Even liberal and mainstream reporters are growing weary of the president’s partisan rhetoric. John Dickerson from Slate complains about the president’s pretense that Republican opponents of his stimulus plan want to “do nothing”:
The attacks are still disingenuous, though. Obama suggests that the bulk of his opponents don’t want to do anything at all. This makes them look absurd. It’s true that some people hold this view. But the bulk of his opponents believe in some stimulus bill, just not the one he proposed. This is a perfectly standard political trick, but it’s hard to pull off if you’re a president promising a new kind of politics.
The Washington Post echoes the same theme:
President Obama likes to portray the battle over the economic stimulus package that passed the Senate on Tuesday as a stark choice between his approach and that of those who would “do nothing.”
“Nothing is not an option. You didn’t send me to Washington to do nothing,” Obama told a gathering of 1,500 here on Tuesday, bringing the crowd to its feet as he campaigned for passage of the more than $800 billion package.
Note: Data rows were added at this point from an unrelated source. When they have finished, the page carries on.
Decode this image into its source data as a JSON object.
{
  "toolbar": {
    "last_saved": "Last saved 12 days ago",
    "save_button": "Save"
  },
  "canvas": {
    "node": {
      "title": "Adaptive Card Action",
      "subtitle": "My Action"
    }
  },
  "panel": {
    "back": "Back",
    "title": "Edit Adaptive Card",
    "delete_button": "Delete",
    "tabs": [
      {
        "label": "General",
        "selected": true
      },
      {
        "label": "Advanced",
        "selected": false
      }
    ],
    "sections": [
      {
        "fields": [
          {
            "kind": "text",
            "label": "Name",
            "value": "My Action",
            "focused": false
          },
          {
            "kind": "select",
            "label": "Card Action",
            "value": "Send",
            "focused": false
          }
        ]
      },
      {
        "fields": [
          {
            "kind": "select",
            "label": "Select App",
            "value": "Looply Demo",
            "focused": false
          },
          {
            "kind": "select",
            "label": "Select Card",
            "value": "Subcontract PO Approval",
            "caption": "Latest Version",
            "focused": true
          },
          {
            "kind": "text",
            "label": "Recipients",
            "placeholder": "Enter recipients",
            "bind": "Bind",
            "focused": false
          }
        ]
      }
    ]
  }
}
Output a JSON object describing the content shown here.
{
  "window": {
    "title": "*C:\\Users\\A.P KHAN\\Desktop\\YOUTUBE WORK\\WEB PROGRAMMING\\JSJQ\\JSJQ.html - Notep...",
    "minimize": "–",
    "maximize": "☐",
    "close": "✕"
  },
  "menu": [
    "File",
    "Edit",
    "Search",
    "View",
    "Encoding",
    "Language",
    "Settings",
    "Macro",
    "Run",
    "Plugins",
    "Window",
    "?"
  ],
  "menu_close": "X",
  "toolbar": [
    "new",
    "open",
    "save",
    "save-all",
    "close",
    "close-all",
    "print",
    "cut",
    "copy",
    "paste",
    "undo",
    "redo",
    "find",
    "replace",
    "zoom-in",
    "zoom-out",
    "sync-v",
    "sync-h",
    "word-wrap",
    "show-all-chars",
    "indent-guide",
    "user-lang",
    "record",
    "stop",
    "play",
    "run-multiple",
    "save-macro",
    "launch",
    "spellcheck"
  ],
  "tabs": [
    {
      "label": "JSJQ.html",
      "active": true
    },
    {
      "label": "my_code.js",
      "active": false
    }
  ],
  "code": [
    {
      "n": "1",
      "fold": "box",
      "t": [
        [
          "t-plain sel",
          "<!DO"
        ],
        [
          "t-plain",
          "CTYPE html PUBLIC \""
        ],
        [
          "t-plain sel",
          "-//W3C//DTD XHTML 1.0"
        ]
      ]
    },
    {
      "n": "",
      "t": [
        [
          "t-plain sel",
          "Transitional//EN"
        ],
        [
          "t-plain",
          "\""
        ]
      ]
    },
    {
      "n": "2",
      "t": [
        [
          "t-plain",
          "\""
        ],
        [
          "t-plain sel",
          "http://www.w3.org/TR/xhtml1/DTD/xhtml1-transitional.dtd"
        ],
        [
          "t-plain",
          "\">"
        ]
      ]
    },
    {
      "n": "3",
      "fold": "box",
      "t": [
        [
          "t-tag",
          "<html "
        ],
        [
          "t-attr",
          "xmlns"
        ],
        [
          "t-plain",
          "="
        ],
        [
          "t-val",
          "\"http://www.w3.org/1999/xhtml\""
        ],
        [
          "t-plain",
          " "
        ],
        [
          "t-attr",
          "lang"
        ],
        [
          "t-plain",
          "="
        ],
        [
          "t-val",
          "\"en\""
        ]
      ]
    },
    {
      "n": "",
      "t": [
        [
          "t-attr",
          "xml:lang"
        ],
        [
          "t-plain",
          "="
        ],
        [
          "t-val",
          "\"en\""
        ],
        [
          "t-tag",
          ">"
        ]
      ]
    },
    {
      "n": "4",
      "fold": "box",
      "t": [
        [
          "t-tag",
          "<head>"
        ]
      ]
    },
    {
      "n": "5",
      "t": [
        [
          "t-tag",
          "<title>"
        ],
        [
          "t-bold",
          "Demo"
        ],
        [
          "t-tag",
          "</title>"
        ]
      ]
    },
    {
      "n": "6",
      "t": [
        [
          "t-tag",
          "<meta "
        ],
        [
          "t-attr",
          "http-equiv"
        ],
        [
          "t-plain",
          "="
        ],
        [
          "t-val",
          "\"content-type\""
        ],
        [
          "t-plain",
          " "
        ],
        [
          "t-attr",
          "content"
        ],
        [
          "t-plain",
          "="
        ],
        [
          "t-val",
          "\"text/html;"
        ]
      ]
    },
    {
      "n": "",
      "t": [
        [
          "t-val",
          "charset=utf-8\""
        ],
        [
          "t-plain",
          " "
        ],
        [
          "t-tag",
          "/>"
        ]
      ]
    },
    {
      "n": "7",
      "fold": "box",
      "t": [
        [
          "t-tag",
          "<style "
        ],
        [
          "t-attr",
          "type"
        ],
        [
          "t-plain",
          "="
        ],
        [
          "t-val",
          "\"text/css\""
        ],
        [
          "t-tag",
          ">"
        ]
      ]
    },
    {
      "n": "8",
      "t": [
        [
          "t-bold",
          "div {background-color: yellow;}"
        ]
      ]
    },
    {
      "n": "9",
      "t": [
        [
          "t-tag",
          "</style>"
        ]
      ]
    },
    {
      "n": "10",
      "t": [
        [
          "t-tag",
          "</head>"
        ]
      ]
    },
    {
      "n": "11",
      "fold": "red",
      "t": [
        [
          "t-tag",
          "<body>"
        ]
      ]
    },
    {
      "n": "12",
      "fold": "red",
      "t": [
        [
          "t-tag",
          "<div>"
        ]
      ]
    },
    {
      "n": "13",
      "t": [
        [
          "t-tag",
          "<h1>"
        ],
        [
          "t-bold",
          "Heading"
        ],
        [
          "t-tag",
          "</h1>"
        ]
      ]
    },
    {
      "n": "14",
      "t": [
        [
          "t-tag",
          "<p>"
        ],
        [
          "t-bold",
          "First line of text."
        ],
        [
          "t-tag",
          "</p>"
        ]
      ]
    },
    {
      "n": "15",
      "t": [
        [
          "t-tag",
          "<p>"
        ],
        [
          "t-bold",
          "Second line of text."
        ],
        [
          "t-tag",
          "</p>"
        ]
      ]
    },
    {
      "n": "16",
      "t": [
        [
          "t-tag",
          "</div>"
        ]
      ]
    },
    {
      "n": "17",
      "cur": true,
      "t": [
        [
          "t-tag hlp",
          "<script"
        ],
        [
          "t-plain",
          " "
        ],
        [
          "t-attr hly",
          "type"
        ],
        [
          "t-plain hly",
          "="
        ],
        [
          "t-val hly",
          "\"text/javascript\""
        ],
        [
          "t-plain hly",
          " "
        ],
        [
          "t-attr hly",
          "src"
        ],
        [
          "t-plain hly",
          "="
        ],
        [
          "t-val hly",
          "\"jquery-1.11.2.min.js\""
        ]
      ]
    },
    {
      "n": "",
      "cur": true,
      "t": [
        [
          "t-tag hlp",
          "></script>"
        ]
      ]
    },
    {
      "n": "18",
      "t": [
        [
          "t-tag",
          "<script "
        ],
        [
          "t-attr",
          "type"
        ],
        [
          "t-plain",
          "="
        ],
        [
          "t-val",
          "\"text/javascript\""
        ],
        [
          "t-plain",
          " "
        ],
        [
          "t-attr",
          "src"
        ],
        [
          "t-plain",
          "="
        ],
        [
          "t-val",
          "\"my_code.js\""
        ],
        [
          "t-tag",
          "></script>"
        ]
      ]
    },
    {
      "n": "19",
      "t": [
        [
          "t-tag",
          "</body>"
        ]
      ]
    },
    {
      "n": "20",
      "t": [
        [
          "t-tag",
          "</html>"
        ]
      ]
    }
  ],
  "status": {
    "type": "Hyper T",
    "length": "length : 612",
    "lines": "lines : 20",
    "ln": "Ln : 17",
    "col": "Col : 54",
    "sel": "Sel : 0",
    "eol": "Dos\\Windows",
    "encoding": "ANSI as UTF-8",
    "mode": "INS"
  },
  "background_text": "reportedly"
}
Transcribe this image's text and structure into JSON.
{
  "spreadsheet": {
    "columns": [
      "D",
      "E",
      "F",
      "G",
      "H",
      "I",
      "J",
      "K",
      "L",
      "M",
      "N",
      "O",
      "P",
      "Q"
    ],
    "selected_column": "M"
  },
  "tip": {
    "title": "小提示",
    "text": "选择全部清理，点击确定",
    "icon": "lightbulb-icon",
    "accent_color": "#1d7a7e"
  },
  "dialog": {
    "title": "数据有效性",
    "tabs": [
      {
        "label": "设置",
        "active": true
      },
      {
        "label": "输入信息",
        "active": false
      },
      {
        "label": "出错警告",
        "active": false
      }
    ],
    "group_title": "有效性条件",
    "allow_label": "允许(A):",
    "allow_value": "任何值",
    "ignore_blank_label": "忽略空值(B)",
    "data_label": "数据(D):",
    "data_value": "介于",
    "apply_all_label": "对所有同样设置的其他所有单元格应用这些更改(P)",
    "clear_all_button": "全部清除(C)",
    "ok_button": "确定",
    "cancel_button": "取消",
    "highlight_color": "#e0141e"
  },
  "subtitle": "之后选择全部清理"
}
The president used the same language Monday in his first prime-time news conference, suggesting that lawmakers who opposed his prescription want the government to ignore the deepening economic crisis.
“There seems to be a set of folks who — I don’t doubt their sincerity — who just believe that we should do nothing,” he said.
But in truth, few of those involved in the stimulus debate are suggesting that the government should not take action to aid the cratering economy.
Many of the president’s fiercest congressional critics support a stimulus package of similar size but think it should be built around a much higher proportion of tax cuts than new spending. Others have called for a plan that is half the size of the one headed for a House-Senate conference — still massive by historical standards.
Well, the reporters say George W. Bush did the same sort of “my way or the highway” routine. But wait. The new guy was supposed to be better. He ran against the other guy’s effort to “tear down the positions of those phantom opponents as irresponsible, unworkable or downright shameful in comparison to his own.” (Sure, John McCain’s name was on the ballot, but Obama ran against Bush.) Now we hear that dishonest rhetoric is the norm, so we should simply shrug and move on?
In another context, Patrick Moynihan called the downward spiral of societal standards “defining deviancy down.” I suspect we’re about to find out exactly how far down we can go.